BEBEDOURO é o nome daquele aparelho com água encanada com um pequeno jato. É, portanto, o lugar onde se bebe água.

O sufixo DOURO tem origem latina e costuma indicar um lugar onde se realiza uma determinada ação. Outros exemplos seriam COMEDOURO (lugar ou recipiente onde os animais se alimentam), SUMIDOURO (abertura por onde algo se escoa ou some), MIRADOURO (o mesmo que mirante; lugar de onde se observa algo) e MATADOURO (lugar onde gados são abatidos).

Outro sufixo que também tem ideia de lugar é TÓRIO, como sanatório, escritório, refeitório, consultório etc.

A palavra BEBEDOR indica aquele que bebe. O sufixo DOR costuma expressar o agente de uma ação, como em narrador, mobilizador, lavrador, mediador, pacificador, coordenador, provedor, caçador, predador, vencedor, consumidor, traidor, orientador, morador etc.

No entanto, a troca de sufixos é comum na língua popular. Por exemplo: o ESCORREGADOR não é a pessoa que escorrega e sim o lugar onde se escorrega. O CORREDOR pode não ser somente a pessoa que corre, mas também um lugar estreito em casas e prédios. Ou seja, nem sempre a fronteira semântica é tão rígida assim.

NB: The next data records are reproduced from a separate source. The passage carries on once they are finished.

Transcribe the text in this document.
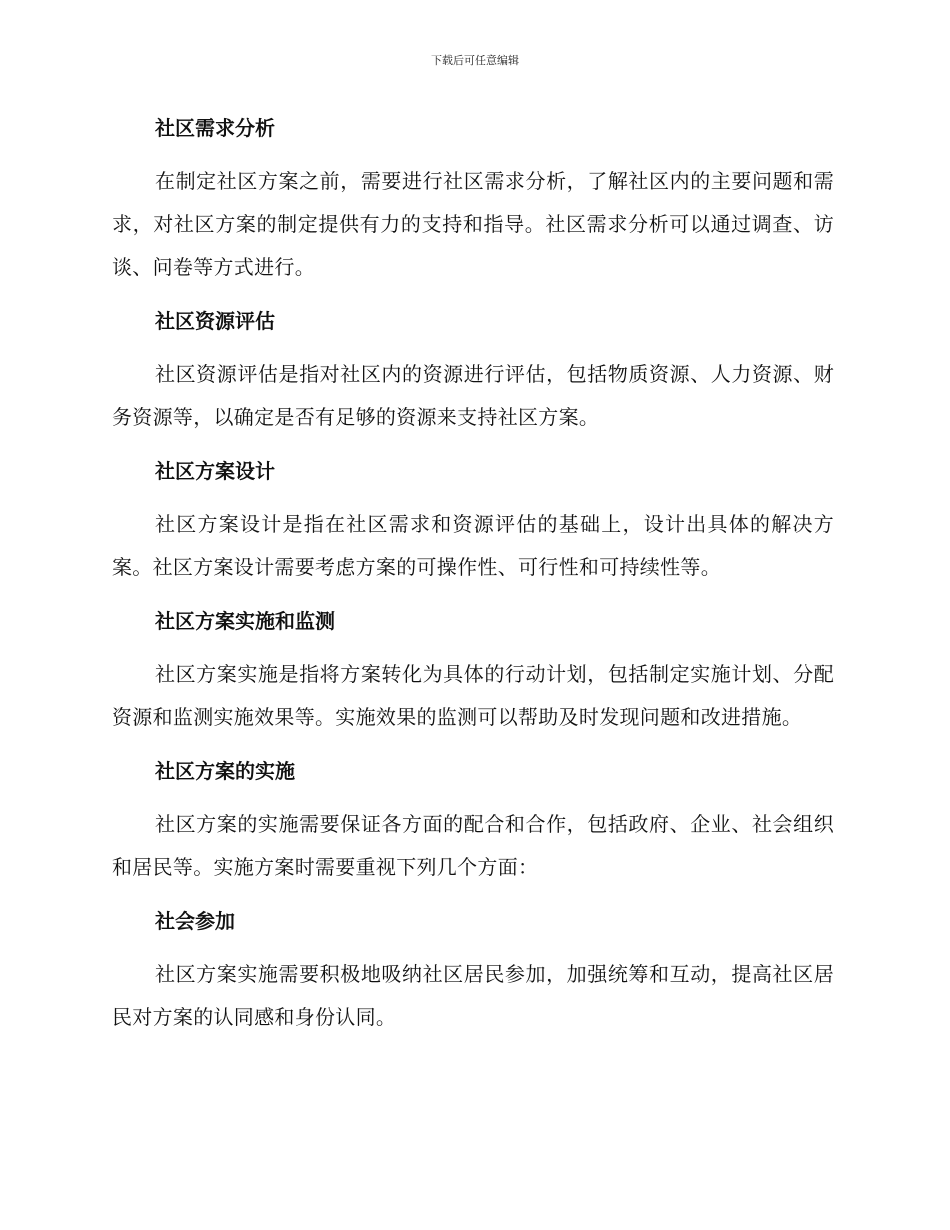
下载后可任意编辑
社区需求分析

在制定社区方案之前，需要进行社区需求分析，了解社区内的主要问题和需求，对社区方案的制定提供有力的支持和指导。社区需求分析可以通过调查、访谈、问卷等方式进行。

社区资源评估

社区资源评估是指对社区内的资源进行评估，包括物质资源、人力资源、财务资源等，以确定是否有足够的资源来支持社区方案。

社区方案设计

社区方案设计是指在社区需求和资源评估的基础上，设计出具体的解决方案。社区方案设计需要考虑方案的可操作性、可行性和可持续性等。

社区方案实施和监测

社区方案实施是指将方案转化为具体的行动计划，包括制定实施计划、分配资源和监测实施效果等。实施效果的监测可以帮助及时发现问题和改进措施。

社区方案的实施

社区方案的实施需要保证各方面的配合和合作，包括政府、企业、社会组织和居民等。实施方案时需要重视下列几个方面：

社会参加

社区方案实施需要积极地吸纳社区居民参加，加强统筹和互动，提高社区居民对方案的认同感和身份认同。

BEBEDOURO é o nome daquele aparelho com água encanada com um pequeno jato. É, portanto, o lugar onde se bebe água. O sufixo DOURO tem origem latina e costuma indicar um lugar onde se realiza uma determinada ação. Outros exemplos seriam COMEDOURO (lugar ou recipiente onde os animais se alimentam), SUMIDOURO (abertura por onde algo […]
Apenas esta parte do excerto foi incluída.